Publisher and Web Editor Marke Bieschke said in an e-mail that he’s increased his efforts to remove comments that violate the site’s policy but also pointed to troll cannibalism as one reason for the increased civility.
“I know a couple of our most notorious trolls seem to have been hounded off the site by other trolls,” said Biescke.
But perhaps if Biescke had the resources to take advantage of Ward’s third point in his Poynter article — reporters and editors need to participate in the conversation — then his staff might have been able to transform the trolls into healthy contributors or at least persuade them to spew their venom elsewhere.
“Talk about a hard sell,” said Ward. “The truth is, most journalists have never been anxious to mix it up with the public. Newspaper editors and reporters for years responded to unhappy readers with one, or both, of these scripted responses: ‘We stand behind our story,’ and ‘Why don’t you write a letter to the editor?'”
Ward goes on to publish an interview he conducted with two journalists from the Financial Times. But one thing that may make comments posted at the Financial Times distinct from those being left on the Bay Guardian’s Web site or most other publications is that the site lives behind a pay-wall making its comments only accessible to paid subscribers. This certainly diminishes the number of trolls, which I’d imagine are already greatly reduced given the site’s specialization.
I’ve often wondered what would happen if general-news sites like the Huffington Post reserved comment privileges to paying members, but I doubt many would pay for that opportunity alone. Without a layer of curation beyond simple moderation, it would be overwhelming for reporters try to engage with the several hundred comments that can pile up on a popular story.
The Verge, a technology news-site based out of New York has somehow inspired its staff to not only engage with the comments on their own articles but also those written by their colleagues, but the site is one of a few exceptions I’ve found.

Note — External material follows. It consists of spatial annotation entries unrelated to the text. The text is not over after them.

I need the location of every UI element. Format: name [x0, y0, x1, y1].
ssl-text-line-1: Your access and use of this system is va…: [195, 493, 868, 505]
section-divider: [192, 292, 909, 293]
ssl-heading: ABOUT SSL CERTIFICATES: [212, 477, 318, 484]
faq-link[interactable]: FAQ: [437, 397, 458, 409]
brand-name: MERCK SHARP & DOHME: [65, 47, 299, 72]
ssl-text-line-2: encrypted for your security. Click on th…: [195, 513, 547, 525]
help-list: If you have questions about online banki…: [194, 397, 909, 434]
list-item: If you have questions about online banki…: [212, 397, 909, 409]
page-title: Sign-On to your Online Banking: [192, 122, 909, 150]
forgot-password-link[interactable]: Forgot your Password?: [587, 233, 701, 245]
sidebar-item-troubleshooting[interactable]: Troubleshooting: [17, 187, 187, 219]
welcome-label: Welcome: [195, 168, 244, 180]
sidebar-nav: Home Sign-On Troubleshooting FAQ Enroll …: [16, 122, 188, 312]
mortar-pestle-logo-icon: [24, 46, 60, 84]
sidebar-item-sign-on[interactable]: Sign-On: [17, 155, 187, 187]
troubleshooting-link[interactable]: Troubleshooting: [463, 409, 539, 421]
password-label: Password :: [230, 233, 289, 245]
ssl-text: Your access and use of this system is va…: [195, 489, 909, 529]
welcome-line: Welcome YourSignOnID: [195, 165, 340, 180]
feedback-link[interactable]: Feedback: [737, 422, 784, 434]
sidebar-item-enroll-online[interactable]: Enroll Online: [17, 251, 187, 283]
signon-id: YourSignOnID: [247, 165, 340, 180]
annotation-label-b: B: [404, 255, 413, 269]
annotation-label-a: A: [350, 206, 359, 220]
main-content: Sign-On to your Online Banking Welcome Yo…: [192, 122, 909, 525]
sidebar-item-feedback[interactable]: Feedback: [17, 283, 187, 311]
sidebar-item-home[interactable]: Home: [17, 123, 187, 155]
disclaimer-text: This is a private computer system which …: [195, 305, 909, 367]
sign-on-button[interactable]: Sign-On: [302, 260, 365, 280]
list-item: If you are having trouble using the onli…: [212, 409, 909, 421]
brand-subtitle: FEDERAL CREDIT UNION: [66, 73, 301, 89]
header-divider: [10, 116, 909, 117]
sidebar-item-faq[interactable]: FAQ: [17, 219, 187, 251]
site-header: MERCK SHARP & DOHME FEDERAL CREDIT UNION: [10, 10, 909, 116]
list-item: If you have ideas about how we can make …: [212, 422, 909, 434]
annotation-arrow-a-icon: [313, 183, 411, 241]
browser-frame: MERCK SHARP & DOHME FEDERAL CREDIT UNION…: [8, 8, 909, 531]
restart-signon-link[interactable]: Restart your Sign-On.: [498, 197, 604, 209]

Gawker Media is another site where its contributors regularly participate in the comments. The threads in which the author has joined the conversation are marked off with a star and the words “Author is participating” are affixed to a banner on the top. The company has also made a concerted effort to elevate reader comments and participation by creating Kinja, a sort of personal publishing platform for Gawker content.
Kinja users are given a URL where they can curate pages from Gawker sites while also compiling any comments posted by the user. The potential for Kinja was revealed in October when Linda Tirado wrote a lengthy comment about poverty that went viral on her Kinja account Killermartinis. That comment eventually generated over $60,000 in donations and a likely-unpaid position as a contributor for the Huffington Post.
While the Huffington Post maintains a line between its contributors and its commenters, it has certainly tapped its audience to contribute and remains a mixture of professionally produced and unpaid content. Sites like the Daily Kos and Buzzfeed have gone even further in incorporating user-generated material into their strategy. Both sites provide a platform for users to generate their own content that they can promote themselves but is also sometimes highlighted alongside the work of their paid staff.
Comments have been a key component to online publishing almost since its inception. For much of that time comment systems have seen little nurture and almost no new development and online conversations have suffered as a result. As more and more attention is paid to rethinking online commenting, new tools are quickly emerging that promise to bring relief to the pains associated with online conversations. But no amount of engineering will ever replace the human resources needed to keep that conversation both civil and engaging.